Enjoying the journey, wherever it may take us. Image by Polly Barks.
I stood on the side of a mountain, surveying the beautiful land with half-awe, half-frustration. We were headed toward a small mountain lake, but what was supposed to be an hour-long trip had extended beyond two as it turned more into a game of avoiding massive potholes than any substantive movement.
We had finally pulled over next to a nondescript path marked with a bit of Armenian and an arrow. We were firmly off the tourist path (and the reach of Google Maps), so we had no idea what to expect. Figuring whoever (or whatever) was at the end of the path must have some idea where we’d gone wrong, we set off with gravity pushing us down the hill.
After a short walk we came to yet another sweeping vista filled with placid cows. This time, though, a slight man sat behind a table stacked with jars of honey, looking for all the world as if he were in the middle of a busy market rather than on the side of a mountain with the closest town many kilometers away.
Do you know where Lake Kari is?
We tried English. We tried Russian. We tried pronouncing ‘Kari’ with every accent and inflection possible. No amount of inflection could get the man to do anything more than gesture towards the honey with a large smile and a long flow of delightfully unintelligible Armenian.
So we did what any sensible people would do: We gave up and bought some honey. We still had no idea where we were or if we’d ever be able to get our car down the mountain, but, damn, was that honey good.
So cheers to that non-updated guidebook and those awful roads. Otherwise, I’d never have discovered the best honey of my life.
We’re here! But where’s here? Image by Polly Barks.
It’s an unfortunate fact, but for many, the epic journey is no longer en vogue. I’m not suggesting we all need to be the next Marco Polo (who began his travels across the world at the tender age of 17) or Ibn Battuta (a Muslim geographer who traveled all across Europe and Asia in the 14th century), but a return to yesteryear’s emphasis on discovery in travel would certainly be a step in the right direction.
In the end it seems like what modern travel’s missing is the element of surprise.
As I read through countless travel recaps and hear about recent trips from friends, one thing always stands out: the orgy of planning that takes place beforehand. TripAdvisor is scoured. Travel blogs and guidebooks are poured over. Meticulous lists are curated and locked into their technological device of choice. Nothing is left to chance.

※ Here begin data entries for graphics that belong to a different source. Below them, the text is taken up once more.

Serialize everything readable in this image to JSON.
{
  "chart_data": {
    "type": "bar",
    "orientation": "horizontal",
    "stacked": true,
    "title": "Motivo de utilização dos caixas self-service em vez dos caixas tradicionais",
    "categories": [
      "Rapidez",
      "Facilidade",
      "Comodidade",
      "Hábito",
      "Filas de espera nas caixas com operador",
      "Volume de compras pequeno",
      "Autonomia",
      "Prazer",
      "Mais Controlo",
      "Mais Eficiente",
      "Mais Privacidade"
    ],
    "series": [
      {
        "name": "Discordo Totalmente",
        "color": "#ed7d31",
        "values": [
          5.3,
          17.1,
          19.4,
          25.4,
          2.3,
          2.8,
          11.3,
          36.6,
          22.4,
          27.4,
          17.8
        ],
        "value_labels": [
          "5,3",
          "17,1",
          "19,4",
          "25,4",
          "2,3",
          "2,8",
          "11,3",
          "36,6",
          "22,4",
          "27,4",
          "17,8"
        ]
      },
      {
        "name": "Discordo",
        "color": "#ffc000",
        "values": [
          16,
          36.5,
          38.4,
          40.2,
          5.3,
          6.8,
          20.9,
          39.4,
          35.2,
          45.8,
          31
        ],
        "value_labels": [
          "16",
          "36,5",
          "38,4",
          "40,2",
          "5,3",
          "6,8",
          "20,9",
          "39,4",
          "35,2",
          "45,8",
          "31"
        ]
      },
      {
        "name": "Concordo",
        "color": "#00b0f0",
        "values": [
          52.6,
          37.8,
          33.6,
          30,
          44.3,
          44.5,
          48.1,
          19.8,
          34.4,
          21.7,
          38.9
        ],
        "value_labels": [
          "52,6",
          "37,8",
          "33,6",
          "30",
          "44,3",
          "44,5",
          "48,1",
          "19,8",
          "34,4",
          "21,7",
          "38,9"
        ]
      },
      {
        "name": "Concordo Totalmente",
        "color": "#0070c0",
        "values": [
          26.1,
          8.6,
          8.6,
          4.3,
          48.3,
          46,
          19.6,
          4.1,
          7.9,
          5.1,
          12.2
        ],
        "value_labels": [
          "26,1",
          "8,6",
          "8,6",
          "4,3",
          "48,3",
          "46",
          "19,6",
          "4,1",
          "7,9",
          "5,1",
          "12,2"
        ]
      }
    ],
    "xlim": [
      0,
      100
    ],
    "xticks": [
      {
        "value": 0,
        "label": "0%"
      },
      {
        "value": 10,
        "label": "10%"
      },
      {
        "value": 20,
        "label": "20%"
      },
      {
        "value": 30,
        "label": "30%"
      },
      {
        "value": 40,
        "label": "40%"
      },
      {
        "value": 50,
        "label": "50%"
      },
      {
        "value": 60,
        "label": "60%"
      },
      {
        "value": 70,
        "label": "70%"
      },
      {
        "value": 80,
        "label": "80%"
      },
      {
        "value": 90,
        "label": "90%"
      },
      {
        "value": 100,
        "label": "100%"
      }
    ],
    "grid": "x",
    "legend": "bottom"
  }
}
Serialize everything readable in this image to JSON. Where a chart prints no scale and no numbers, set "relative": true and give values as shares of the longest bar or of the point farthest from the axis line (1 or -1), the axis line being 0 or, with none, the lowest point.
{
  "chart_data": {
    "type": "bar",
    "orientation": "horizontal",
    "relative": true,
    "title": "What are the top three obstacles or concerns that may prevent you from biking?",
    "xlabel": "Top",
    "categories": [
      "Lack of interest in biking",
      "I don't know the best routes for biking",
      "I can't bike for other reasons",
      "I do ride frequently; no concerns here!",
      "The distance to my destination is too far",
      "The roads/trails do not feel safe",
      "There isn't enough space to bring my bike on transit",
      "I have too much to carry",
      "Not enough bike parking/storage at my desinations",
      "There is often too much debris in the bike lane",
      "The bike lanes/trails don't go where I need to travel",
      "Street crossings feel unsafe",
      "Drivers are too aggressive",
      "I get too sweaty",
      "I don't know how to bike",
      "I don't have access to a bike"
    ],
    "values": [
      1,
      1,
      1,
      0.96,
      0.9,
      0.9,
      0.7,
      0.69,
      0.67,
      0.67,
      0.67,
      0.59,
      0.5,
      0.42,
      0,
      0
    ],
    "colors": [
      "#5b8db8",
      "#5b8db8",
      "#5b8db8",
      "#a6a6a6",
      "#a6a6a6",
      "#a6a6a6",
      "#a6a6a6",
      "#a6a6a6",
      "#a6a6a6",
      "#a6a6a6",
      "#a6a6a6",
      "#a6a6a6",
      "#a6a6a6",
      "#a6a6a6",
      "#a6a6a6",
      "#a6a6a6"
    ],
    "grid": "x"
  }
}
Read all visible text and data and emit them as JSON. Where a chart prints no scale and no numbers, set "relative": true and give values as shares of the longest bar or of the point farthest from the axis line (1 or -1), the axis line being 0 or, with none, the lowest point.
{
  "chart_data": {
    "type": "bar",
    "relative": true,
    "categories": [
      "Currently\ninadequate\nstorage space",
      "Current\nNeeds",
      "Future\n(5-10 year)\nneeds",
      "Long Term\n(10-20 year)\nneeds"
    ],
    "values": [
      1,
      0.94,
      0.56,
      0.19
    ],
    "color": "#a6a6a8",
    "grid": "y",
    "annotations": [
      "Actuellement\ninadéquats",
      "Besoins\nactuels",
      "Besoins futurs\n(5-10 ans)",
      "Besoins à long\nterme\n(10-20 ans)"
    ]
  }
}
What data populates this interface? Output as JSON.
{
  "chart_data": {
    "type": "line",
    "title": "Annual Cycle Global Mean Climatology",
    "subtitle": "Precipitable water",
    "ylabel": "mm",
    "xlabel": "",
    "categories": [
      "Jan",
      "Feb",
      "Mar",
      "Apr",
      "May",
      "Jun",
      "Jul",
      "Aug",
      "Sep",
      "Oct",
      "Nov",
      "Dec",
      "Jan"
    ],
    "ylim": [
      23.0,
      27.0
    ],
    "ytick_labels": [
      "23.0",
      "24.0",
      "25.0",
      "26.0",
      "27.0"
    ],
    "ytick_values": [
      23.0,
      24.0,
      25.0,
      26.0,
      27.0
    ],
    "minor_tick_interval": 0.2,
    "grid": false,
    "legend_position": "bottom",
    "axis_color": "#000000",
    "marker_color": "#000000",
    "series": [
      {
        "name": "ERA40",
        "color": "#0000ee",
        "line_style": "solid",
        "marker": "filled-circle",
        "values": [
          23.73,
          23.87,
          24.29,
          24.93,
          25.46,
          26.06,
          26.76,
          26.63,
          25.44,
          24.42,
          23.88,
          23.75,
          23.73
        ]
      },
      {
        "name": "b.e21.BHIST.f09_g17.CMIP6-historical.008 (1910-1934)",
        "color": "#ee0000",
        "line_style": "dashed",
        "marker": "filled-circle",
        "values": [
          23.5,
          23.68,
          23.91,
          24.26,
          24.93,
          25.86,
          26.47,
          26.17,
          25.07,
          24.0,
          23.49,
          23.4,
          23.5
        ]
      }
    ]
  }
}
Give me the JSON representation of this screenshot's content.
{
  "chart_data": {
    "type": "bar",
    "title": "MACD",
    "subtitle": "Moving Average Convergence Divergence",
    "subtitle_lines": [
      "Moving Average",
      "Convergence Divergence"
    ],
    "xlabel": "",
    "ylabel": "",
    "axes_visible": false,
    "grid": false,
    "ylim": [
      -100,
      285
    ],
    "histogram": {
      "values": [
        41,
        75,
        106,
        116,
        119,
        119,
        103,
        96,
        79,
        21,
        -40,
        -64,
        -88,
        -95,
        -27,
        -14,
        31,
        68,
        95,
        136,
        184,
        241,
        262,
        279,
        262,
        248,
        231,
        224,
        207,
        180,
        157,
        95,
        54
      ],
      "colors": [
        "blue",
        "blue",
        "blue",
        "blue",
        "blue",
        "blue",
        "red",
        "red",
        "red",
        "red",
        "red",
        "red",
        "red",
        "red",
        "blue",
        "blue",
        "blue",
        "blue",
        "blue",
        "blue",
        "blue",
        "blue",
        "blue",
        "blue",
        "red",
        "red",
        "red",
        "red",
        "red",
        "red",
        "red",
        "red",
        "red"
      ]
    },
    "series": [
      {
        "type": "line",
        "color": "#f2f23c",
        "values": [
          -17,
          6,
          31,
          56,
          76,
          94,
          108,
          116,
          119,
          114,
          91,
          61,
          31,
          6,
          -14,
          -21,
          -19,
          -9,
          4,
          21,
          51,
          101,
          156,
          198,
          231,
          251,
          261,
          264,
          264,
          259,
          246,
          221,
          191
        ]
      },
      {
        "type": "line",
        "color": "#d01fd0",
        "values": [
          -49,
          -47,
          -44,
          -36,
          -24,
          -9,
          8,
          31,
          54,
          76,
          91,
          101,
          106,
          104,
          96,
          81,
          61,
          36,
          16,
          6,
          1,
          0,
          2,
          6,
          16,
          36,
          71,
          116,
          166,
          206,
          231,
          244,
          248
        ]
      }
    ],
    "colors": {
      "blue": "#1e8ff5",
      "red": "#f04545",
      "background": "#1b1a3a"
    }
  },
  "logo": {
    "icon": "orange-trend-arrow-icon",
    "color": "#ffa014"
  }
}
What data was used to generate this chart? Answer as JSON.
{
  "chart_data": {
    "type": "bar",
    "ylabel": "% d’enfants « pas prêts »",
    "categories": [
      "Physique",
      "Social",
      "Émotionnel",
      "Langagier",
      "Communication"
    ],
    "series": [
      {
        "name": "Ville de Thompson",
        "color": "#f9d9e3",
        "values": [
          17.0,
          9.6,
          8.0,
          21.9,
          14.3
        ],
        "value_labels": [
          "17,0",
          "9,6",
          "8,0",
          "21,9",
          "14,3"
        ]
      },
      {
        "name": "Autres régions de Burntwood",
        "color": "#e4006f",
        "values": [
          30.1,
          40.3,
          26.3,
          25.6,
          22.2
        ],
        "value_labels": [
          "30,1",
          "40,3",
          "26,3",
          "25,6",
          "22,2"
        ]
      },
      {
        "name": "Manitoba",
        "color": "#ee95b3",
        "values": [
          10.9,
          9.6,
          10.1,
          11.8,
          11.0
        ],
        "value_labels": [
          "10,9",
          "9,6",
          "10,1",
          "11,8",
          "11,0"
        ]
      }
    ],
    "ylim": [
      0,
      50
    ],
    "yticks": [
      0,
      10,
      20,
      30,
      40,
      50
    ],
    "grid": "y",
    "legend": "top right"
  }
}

I’m not knocking being prepared (although in the interest of full disclosure, I’m chronically under-prepared), but modernity’s access to so much information seems to take much of that joyful discovery out of travel. I’m sure Marco Polo was incredibly impressed by the Silk Road, since he hadn’t spent hours building up his expectations on Pinterest the week before he left.
That’s why I advocate so strongly for slow travel.
Slow travel means leaving yourself enough mystery that you’ll be able to experience the joy of discovery and maybe even enjoy a radical change of plans. Most importantly, slow travel, for me at least, means that the actual traveling is the longest and most meaningful part of your journey. Regardless of whether you’ve got a weekend or a whole season for your next adventure, slow travel is absolutely possible by heading into a trip with an open mind and a willingness to make and break plans as you go along.
For a wonderfully refreshing take on modern versus historical travel trends (and embracing slow travel), have a look at Hidden Europe’s A Manifesto for Slow Travel.
I think it’s about time we start to reclaim the art of losing yourself. Leave a little buffer in your plans for chance, and just maybe toss your carefully made lists out the window for a bit.
After all, how else will you discover the world’s greatest honey?
Incidentally, we did finally find the lake. And bottomed out our car several times along the way. Image by Polly Barks.